Mysterious Illness Sends 40 Students To Hospital

October 4, 2008 by national  
Filed under Stories of Interest




Emergency officials are saying as many as 40 Knoxville school children became ill while on a field trip.

Knox County schools spokesman Russ Oaks said that 35 eighth graders from West Valley Middle School on Friday were attending a Civil War re-enactment on a farm in Corryton when some began to complain of nausea and blurred vision.

35 were transported to area hospitals, and the majority had been released by Friday afternoon. Oaks said there were no reports of adults being ill.

Authorities don’t know what caused the students to become sick, and Oaks said the Knox County health department is investigating the incident.

From The Knoxville News Sentinel

Sick students wait for treatment Friday after they fell ill while en route to a Civil War re-enactment in Corryton. The children from West Valley Middle School complained of nausea, vomiting and blurred vision, said Bill Kear, a spokesman for Rural/Metro.

Knox County Health Department officials said they haven’t ruled out any possible causes yet of a mysterious outbreak that sent 40 students from West Valley Middle School to three area hospitals Friday after they fell ill during a field trip to a Civil War re-enactment in East Knox County.

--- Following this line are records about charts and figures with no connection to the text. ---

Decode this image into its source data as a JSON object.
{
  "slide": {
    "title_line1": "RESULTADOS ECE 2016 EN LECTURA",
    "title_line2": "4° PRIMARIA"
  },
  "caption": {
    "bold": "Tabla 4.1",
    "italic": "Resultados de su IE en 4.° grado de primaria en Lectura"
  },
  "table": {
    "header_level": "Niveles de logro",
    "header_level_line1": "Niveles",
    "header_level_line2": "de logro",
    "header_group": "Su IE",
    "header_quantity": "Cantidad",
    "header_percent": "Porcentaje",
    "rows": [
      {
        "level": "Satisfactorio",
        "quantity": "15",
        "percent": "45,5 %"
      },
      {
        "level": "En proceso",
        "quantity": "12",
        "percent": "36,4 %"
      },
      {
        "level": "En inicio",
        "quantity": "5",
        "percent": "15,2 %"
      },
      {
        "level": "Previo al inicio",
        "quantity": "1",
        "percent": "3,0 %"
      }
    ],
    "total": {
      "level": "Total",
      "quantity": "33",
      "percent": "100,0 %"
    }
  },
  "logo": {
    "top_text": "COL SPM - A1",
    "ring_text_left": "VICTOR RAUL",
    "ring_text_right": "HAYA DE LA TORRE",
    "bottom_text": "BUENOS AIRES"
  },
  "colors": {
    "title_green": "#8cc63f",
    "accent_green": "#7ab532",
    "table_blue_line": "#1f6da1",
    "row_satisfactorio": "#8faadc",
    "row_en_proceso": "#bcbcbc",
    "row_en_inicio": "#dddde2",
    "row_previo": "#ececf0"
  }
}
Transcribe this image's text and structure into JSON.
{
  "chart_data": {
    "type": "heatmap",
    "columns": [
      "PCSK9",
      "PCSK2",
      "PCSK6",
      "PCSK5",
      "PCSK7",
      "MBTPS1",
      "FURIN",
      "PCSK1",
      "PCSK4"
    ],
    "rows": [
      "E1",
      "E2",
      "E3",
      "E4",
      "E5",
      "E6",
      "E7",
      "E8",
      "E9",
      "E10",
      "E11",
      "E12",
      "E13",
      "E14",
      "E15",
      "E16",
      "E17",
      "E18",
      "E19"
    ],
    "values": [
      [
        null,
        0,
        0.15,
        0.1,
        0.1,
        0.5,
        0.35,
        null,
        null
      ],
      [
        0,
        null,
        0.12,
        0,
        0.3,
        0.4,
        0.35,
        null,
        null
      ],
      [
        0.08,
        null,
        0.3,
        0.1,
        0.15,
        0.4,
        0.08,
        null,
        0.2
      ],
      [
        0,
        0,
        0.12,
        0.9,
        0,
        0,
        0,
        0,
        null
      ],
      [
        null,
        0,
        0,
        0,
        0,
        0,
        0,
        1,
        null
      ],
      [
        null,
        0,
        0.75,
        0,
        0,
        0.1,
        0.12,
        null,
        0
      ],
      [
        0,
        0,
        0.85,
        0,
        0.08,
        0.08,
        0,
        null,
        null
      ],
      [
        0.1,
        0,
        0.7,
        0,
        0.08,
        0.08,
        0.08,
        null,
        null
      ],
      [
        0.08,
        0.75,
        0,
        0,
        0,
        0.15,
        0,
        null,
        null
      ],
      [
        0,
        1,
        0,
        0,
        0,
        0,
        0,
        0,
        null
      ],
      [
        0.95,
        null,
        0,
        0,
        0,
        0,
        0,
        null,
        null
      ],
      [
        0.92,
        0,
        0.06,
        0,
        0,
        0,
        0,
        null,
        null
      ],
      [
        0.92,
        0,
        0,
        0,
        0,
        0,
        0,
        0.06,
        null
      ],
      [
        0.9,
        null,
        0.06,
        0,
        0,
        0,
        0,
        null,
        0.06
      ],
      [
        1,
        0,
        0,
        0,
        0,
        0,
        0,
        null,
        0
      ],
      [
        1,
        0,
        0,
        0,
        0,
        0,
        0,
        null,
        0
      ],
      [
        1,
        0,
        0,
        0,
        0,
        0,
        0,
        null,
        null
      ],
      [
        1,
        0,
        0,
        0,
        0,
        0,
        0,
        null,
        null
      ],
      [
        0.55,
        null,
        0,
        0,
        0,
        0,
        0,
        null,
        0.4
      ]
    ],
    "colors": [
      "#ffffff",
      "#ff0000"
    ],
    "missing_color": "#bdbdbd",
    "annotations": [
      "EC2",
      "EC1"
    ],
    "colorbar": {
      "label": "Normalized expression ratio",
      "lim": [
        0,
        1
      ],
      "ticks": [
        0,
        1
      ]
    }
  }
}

The majority of the eighth-graders were released from the hospitals later in the afternoon and were recovering from symptoms such as nausea, dizziness and a heavy feeling in their limbs, said Ranee Randby, spokeswoman for the health department. Two of the children were admitted to East Tennessee Children’s Hospital, although specifics weren’t available, she said.

“I wish we could say we’ve had a eureka moment, but we haven’t,” Randby said. “It’s just a matter of trying to eliminate possibilities.”

The children were among some 350 West Valley eighth-graders attending the event, which brought hundreds of other students from various Knox County schools to a site near Washington Pike and Circle Road for a re-enactment of the Battle of Fort Sanders.

Ambulances transported the students to Children’s Hospital, as well as St. Mary’s Medical Center and Parkwest Medical Center.